Gravity is a good thing.  We were made for it.  The gravity that grounds our bodies and the gravity that grounds our lives.  Facing reality means facing up to and accepting limits and boundaries. Our world is filled with make-believe and the illusion of freedom that consumes.  Into this comes the gravity of our Lord and His call to deny ourselves, take up his cross, and follow Him.  Instead of destroying our lives as sin has taught us to fear, it has given us back our lost lives.

Many of us spend our lives failing to understand just how fragile our lives truly are and how close we are to nothingness.  Lent is the helpful gravity that forces us to see with eyes wide open.  You cannot put your trust in earthly rulers, earthly kingdoms, earthly things... Jesus, Jesus, only Jesus.  He is the gravity that gives our lives identity, purpose, character, and hope.    

Monday, March 23, 2015

The loss of faith made music mute. . .

As a subscriber, I belong to the Nashville Symphony.  I love it.  It is like a mini vacation whenever one of our appointed concerts comes up on my calendar.  I know it is expensive but we do not go to the movies and we spend little money on entertainment other than the Symphony.
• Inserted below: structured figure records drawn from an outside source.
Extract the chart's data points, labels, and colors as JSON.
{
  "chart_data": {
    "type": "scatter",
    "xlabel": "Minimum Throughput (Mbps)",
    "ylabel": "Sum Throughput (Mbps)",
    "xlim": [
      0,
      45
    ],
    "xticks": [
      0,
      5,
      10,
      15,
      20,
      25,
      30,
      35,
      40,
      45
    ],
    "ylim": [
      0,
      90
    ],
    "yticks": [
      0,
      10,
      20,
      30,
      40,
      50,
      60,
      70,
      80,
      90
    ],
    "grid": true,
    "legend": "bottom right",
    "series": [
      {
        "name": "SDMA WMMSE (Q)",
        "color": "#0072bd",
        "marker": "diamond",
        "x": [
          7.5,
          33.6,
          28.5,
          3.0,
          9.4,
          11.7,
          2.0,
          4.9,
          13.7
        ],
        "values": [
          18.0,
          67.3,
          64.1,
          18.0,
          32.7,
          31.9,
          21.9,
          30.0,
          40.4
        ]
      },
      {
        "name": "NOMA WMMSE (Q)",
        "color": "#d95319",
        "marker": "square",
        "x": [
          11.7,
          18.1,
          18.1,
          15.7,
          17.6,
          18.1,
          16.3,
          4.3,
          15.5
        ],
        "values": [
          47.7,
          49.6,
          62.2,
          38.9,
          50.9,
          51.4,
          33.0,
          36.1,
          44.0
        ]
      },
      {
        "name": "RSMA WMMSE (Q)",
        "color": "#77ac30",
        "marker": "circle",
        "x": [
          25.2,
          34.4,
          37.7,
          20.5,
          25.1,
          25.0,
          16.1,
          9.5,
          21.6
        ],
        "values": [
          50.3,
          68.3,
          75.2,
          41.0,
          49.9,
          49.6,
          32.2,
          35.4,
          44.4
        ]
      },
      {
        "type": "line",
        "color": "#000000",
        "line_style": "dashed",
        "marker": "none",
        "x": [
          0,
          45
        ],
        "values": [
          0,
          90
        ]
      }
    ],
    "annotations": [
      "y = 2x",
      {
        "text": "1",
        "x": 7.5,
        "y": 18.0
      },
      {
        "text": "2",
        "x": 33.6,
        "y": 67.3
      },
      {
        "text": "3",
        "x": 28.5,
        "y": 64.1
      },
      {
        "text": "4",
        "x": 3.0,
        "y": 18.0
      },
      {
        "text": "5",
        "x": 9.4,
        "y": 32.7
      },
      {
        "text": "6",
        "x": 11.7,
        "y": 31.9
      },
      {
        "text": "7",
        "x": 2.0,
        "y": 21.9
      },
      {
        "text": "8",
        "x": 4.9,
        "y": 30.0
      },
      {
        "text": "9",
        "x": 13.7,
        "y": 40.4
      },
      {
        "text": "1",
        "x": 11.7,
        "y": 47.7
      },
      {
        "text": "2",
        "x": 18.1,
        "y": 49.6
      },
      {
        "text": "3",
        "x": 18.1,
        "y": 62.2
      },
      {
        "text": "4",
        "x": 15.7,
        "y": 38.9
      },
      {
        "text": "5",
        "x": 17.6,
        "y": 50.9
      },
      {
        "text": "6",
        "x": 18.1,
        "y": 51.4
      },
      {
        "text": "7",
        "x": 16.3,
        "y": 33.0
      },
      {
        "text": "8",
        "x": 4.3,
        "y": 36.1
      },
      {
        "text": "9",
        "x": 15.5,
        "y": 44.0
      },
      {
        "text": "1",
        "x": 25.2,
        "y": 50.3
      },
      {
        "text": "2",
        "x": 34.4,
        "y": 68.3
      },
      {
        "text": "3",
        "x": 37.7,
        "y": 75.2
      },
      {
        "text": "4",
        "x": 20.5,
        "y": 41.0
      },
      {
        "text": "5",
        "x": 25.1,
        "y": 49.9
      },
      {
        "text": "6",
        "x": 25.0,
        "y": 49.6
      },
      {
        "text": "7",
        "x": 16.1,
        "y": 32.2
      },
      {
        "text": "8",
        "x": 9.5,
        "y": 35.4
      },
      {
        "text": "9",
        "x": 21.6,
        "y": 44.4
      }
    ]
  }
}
That said, it burns me up when I go to the Symphony and end up with half a program of atonal, modern music that seems to explore every aspect of music but melody.  The program notes are often replete with words describing what was in the author's mind in composing the piece and sometimes he is sitting in the audience with me.  The patrons are gracious and too many standing ovations are born of a deep desire to support classical music rather than exemplary composition.  The symphony players are wonderful and I am sure they playing the notes correctly -- but the notes sound more like an accident than a design.  That is not true of all modern music but it is true of too much of it.
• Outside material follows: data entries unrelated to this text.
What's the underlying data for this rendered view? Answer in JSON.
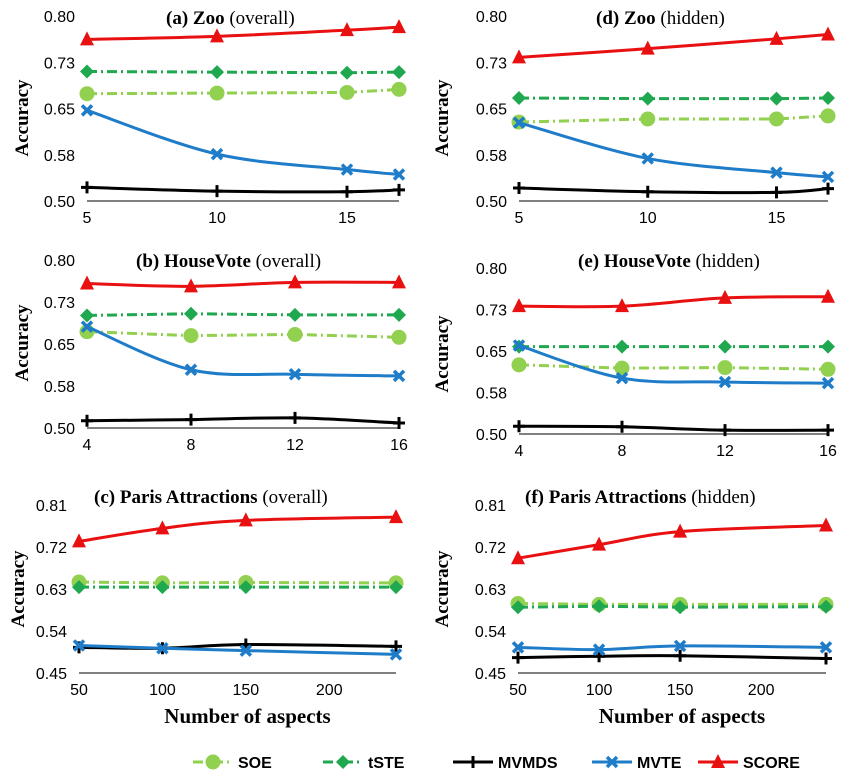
{
  "chart_data": [
    {
      "type": "line",
      "panel": "a",
      "title_bold": "(a) Zoo",
      "title_rest": " (overall)",
      "ylabel": "Accuracy",
      "xlabel": "",
      "x": [
        5,
        10,
        15,
        17
      ],
      "xticks": [
        5,
        10,
        15
      ],
      "xlim": [
        5,
        17
      ],
      "ylim": [
        0.5,
        0.8
      ],
      "yticks": [
        0.5,
        0.575,
        0.65,
        0.725,
        0.8
      ],
      "ytick_labels": [
        "0.50",
        "0.58",
        "0.65",
        "0.73",
        "0.80"
      ],
      "series": [
        {
          "name": "SOE",
          "values": [
            0.674,
            0.675,
            0.676,
            0.681
          ]
        },
        {
          "name": "tSTE",
          "values": [
            0.71,
            0.709,
            0.708,
            0.709
          ]
        },
        {
          "name": "MVMDS",
          "values": [
            0.522,
            0.516,
            0.515,
            0.518
          ]
        },
        {
          "name": "MVTE",
          "values": [
            0.647,
            0.576,
            0.551,
            0.543
          ]
        },
        {
          "name": "SCORE",
          "values": [
            0.762,
            0.767,
            0.777,
            0.782
          ]
        }
      ]
    },
    {
      "type": "line",
      "panel": "d",
      "title_bold": "(d) Zoo",
      "title_rest": "  (hidden)",
      "ylabel": "Accuracy",
      "xlabel": "",
      "x": [
        5,
        10,
        15,
        17
      ],
      "xticks": [
        5,
        10,
        15
      ],
      "xlim": [
        5,
        17
      ],
      "ylim": [
        0.5,
        0.8
      ],
      "yticks": [
        0.5,
        0.575,
        0.65,
        0.725,
        0.8
      ],
      "ytick_labels": [
        "0.50",
        "0.58",
        "0.65",
        "0.73",
        "0.80"
      ],
      "series": [
        {
          "name": "SOE",
          "values": [
            0.628,
            0.633,
            0.633,
            0.638
          ]
        },
        {
          "name": "tSTE",
          "values": [
            0.667,
            0.666,
            0.666,
            0.667
          ]
        },
        {
          "name": "MVMDS",
          "values": [
            0.521,
            0.515,
            0.514,
            0.52
          ]
        },
        {
          "name": "MVTE",
          "values": [
            0.627,
            0.569,
            0.546,
            0.539
          ]
        },
        {
          "name": "SCORE",
          "values": [
            0.733,
            0.747,
            0.763,
            0.77
          ]
        }
      ]
    },
    {
      "type": "line",
      "panel": "b",
      "title_bold": "(b) HouseVote",
      "title_rest": " (overall)",
      "ylabel": "Accuracy",
      "xlabel": "",
      "x": [
        4,
        8,
        12,
        16
      ],
      "xticks": [
        4,
        8,
        12,
        16
      ],
      "xlim": [
        4,
        16
      ],
      "ylim": [
        0.5,
        0.8
      ],
      "yticks": [
        0.5,
        0.575,
        0.65,
        0.725,
        0.8
      ],
      "ytick_labels": [
        "0.50",
        "0.58",
        "0.65",
        "0.73",
        "0.80"
      ],
      "series": [
        {
          "name": "SOE",
          "values": [
            0.672,
            0.665,
            0.667,
            0.662
          ]
        },
        {
          "name": "tSTE",
          "values": [
            0.701,
            0.704,
            0.702,
            0.702
          ]
        },
        {
          "name": "MVMDS",
          "values": [
            0.513,
            0.515,
            0.518,
            0.509
          ]
        },
        {
          "name": "MVTE",
          "values": [
            0.681,
            0.604,
            0.596,
            0.593
          ]
        },
        {
          "name": "SCORE",
          "values": [
            0.758,
            0.753,
            0.76,
            0.76
          ]
        }
      ]
    },
    {
      "type": "line",
      "panel": "e",
      "title_bold": "(e) HouseVote",
      "title_rest": "  (hidden)",
      "ylabel": "Accuracy",
      "xlabel": "",
      "x": [
        4,
        8,
        12,
        16
      ],
      "xticks": [
        4,
        8,
        12,
        16
      ],
      "xlim": [
        4,
        16
      ],
      "ylim": [
        0.5,
        0.8
      ],
      "yticks": [
        0.5,
        0.575,
        0.65,
        0.725,
        0.8
      ],
      "ytick_labels": [
        "0.50",
        "0.58",
        "0.65",
        "0.73",
        "0.80"
      ],
      "series": [
        {
          "name": "SOE",
          "values": [
            0.625,
            0.619,
            0.62,
            0.617
          ]
        },
        {
          "name": "tSTE",
          "values": [
            0.658,
            0.658,
            0.658,
            0.658
          ]
        },
        {
          "name": "MVMDS",
          "values": [
            0.514,
            0.513,
            0.507,
            0.507
          ]
        },
        {
          "name": "MVTE",
          "values": [
            0.66,
            0.601,
            0.594,
            0.592
          ]
        },
        {
          "name": "SCORE",
          "values": [
            0.731,
            0.731,
            0.746,
            0.748
          ]
        }
      ]
    },
    {
      "type": "line",
      "panel": "c",
      "title_bold": "(c) Paris Attractions",
      "title_rest": " (overall)",
      "ylabel": "Accuracy",
      "xlabel": "Number of aspects",
      "x": [
        50,
        100,
        150,
        240
      ],
      "xticks": [
        50,
        100,
        150,
        200
      ],
      "xlim": [
        50,
        240
      ],
      "ylim": [
        0.45,
        0.81
      ],
      "yticks": [
        0.45,
        0.54,
        0.63,
        0.72,
        0.81
      ],
      "ytick_labels": [
        "0.45",
        "0.54",
        "0.63",
        "0.72",
        "0.81"
      ],
      "series": [
        {
          "name": "SOE",
          "values": [
            0.645,
            0.643,
            0.644,
            0.643
          ]
        },
        {
          "name": "tSTE",
          "values": [
            0.634,
            0.634,
            0.634,
            0.634
          ]
        },
        {
          "name": "MVMDS",
          "values": [
            0.505,
            0.503,
            0.511,
            0.507
          ]
        },
        {
          "name": "MVTE",
          "values": [
            0.509,
            0.503,
            0.498,
            0.49
          ]
        },
        {
          "name": "SCORE",
          "values": [
            0.732,
            0.76,
            0.777,
            0.784
          ]
        }
      ]
    },
    {
      "type": "line",
      "panel": "f",
      "title_bold": "(f) Paris Attractions",
      "title_rest": " (hidden)",
      "ylabel": "Accuracy",
      "xlabel": "Number of aspects",
      "x": [
        50,
        100,
        150,
        240
      ],
      "xticks": [
        50,
        100,
        150,
        200
      ],
      "xlim": [
        50,
        240
      ],
      "ylim": [
        0.45,
        0.81
      ],
      "yticks": [
        0.45,
        0.54,
        0.63,
        0.72,
        0.81
      ],
      "ytick_labels": [
        "0.45",
        "0.54",
        "0.63",
        "0.72",
        "0.81"
      ],
      "series": [
        {
          "name": "SOE",
          "values": [
            0.599,
            0.597,
            0.597,
            0.597
          ]
        },
        {
          "name": "tSTE",
          "values": [
            0.591,
            0.593,
            0.591,
            0.592
          ]
        },
        {
          "name": "MVMDS",
          "values": [
            0.483,
            0.486,
            0.487,
            0.481
          ]
        },
        {
          "name": "MVTE",
          "values": [
            0.505,
            0.5,
            0.508,
            0.505
          ]
        },
        {
          "name": "SCORE",
          "values": [
            0.696,
            0.725,
            0.753,
            0.766
          ]
        }
      ]
    }
  ],
  "legend": [
    {
      "name": "SOE",
      "color": "#92D050",
      "marker": "circle",
      "dash": "dashdot"
    },
    {
      "name": "tSTE",
      "color": "#1FA84F",
      "marker": "diamond",
      "dash": "dashdot"
    },
    {
      "name": "MVMDS",
      "color": "#000000",
      "marker": "plus",
      "dash": "solid"
    },
    {
      "name": "MVTE",
      "color": "#1F7CC8",
      "marker": "x",
      "dash": "solid"
    },
    {
      "name": "SCORE",
      "color": "#E81010",
      "marker": "triangle",
      "dash": "solid"
    }
  ]
}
In discussing this at home we have found ourselves longing to hear more old music than new because the atonality and melodic deprived nature of too much modern music leaves you with little but regret that you spend so much money to hear it.  I wonder how many of these pieces will be on programs in fifty or a hundred years but I have no doubt that Bach, Beethoven, Mozart, Brahms, Dvorak, Mussorgsky, Tchaikovsky, Barber, and too many more will continue to be played.  Then I read a piece by Oliver Rudland in the March 2015 issue of Standpoint magazine (you can read it online here).

Rudland charts the eruption of music that accompanied the growth of the nation state but noted that a deeper set of convictions united the composers of this 19th century phenomenon -- the states and the music was predicated upon Christianity.  When in the 1960s the seismic shift of culture and authority raised its challenge to Christianity and gave birth to a sexual and moral revolution, music changed.  Popular music shifted the focus onto the feelings, the highs and lows of the casual relationship, and the unchained desire that had previously been merely hinted at in music.  Worse, it seems the classical music seems to have either died or entered a coma.  Rudland calls this a "God shaped hole."  Where classical music continued to live and breathe, it was fostered and sustained in the church.  Think of the exceptions -- Eric Whitacre, for example.  No, Rudland is absolutely correct.  Musical genius flourished under the inspiration of the faith and the tutelage of the Church.  Absent the belief and confidence in the value and virtue of our Christian identities, our music has gone mute -- except for that which glorifies and is preoccupied with sexual desire (too often under the guise of love).

Some will surely insist that I am wrong and Rudland mistaken but I think the erosion of the Christian foundations of culture and society have done far more damage than we care to admit.  They have left us without the song that inspires and ennobles us as people.  Instead we look down into the gutter to express when previous generations knew was better left hidden.  Either for lack of taste or ability or inspiration, modern music has failed to produce musical genius to compare with other points in history.  And that, my friends, is a sad state of affairs for us all -- even those who would never darken a symphony hall.